Wednesday, September 24, 2014

ORGANIZED OR ORGANICIZED?

While the church of the Bible is often seen as a work in the wild, the church this current age develops seems to be more like a cool walk in the park.  Two different ages reveal very different results; each claiming to fit the Word of God.

There are certainly many things going right in the church.  Too, a very exciting element is that regardless of tenure even the most proficient and the most devoted are found to be lacking compared to the stature of Jesus.

I find this to be an exhilarating in challenge.  The longer we are in the church the more excited we find ourselves as our concept of God increases as our faith grows.  We must be alert to His cutting-edge call for possibly our ears have grown dull from repetitive church-life.

Howard Snyder is credited as saying, Church growth is a matter of removing the hindrances to growth.  The church will naturally grow if not limited by unbiblical barriers.

Organized or organic?  This seems to be a puzzling matter which might flush out some of the unbiblical barriers which have caused the church to become actively stagnant. We make renewed efforts to be better organized.  Organic?  When was the last time you heard it said in any meeting, We just must get better organicized?

So what would this look like?  Organized we get.  Whether we succeed at it, we get it. Move pieces to the puzzle here and rearrange personnel there.  Reorganization is an effort to pump new blood into an established system.

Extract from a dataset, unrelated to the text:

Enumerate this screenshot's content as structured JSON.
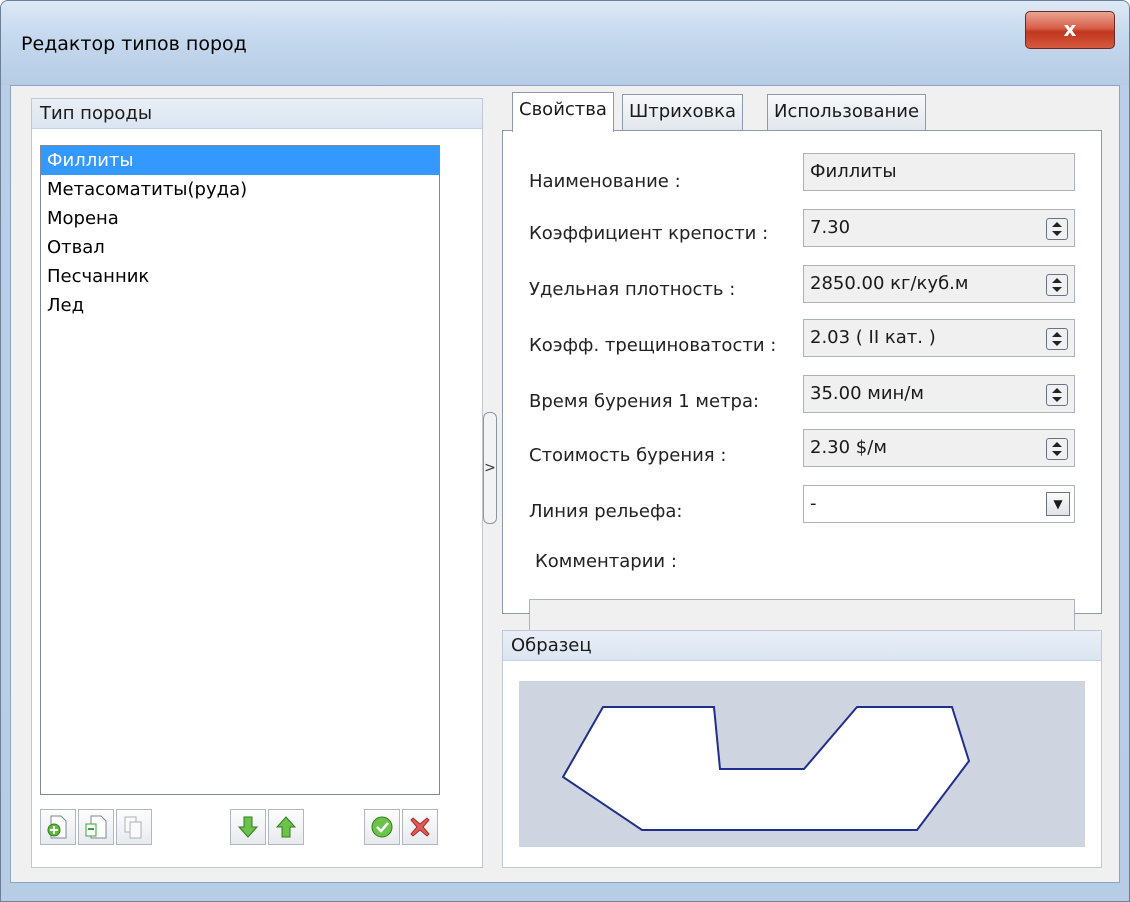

Organic, on the other hand, would seem to be a natural-according-to-the-Spirit process.  Prayer, mystery, anticipationary faith, linked with ultra-confidence in Spirit activity would seem to fit the parameters of organic.  We participate (walk by faith) while expecting Him to take surprise routes to effective results.

Organization can become, to some, merely one more god; even a more see-able god. Organic in style is an inward ability to go with the flow of God; we plant, we water, yet only God on His terms gives the increase.  His giving will often be from the strangest of reservoirs that man's organizational approach would have never deemed probable.

The former tries to give assurance to each step in the process.  The latter goes out not knowing where we are going.  The latter is the full force of faith.

Finally, organization has an ability to take the man-fear away.  Organic procedures embedded in the Spirit tend to lead us to put  God-trust in motion.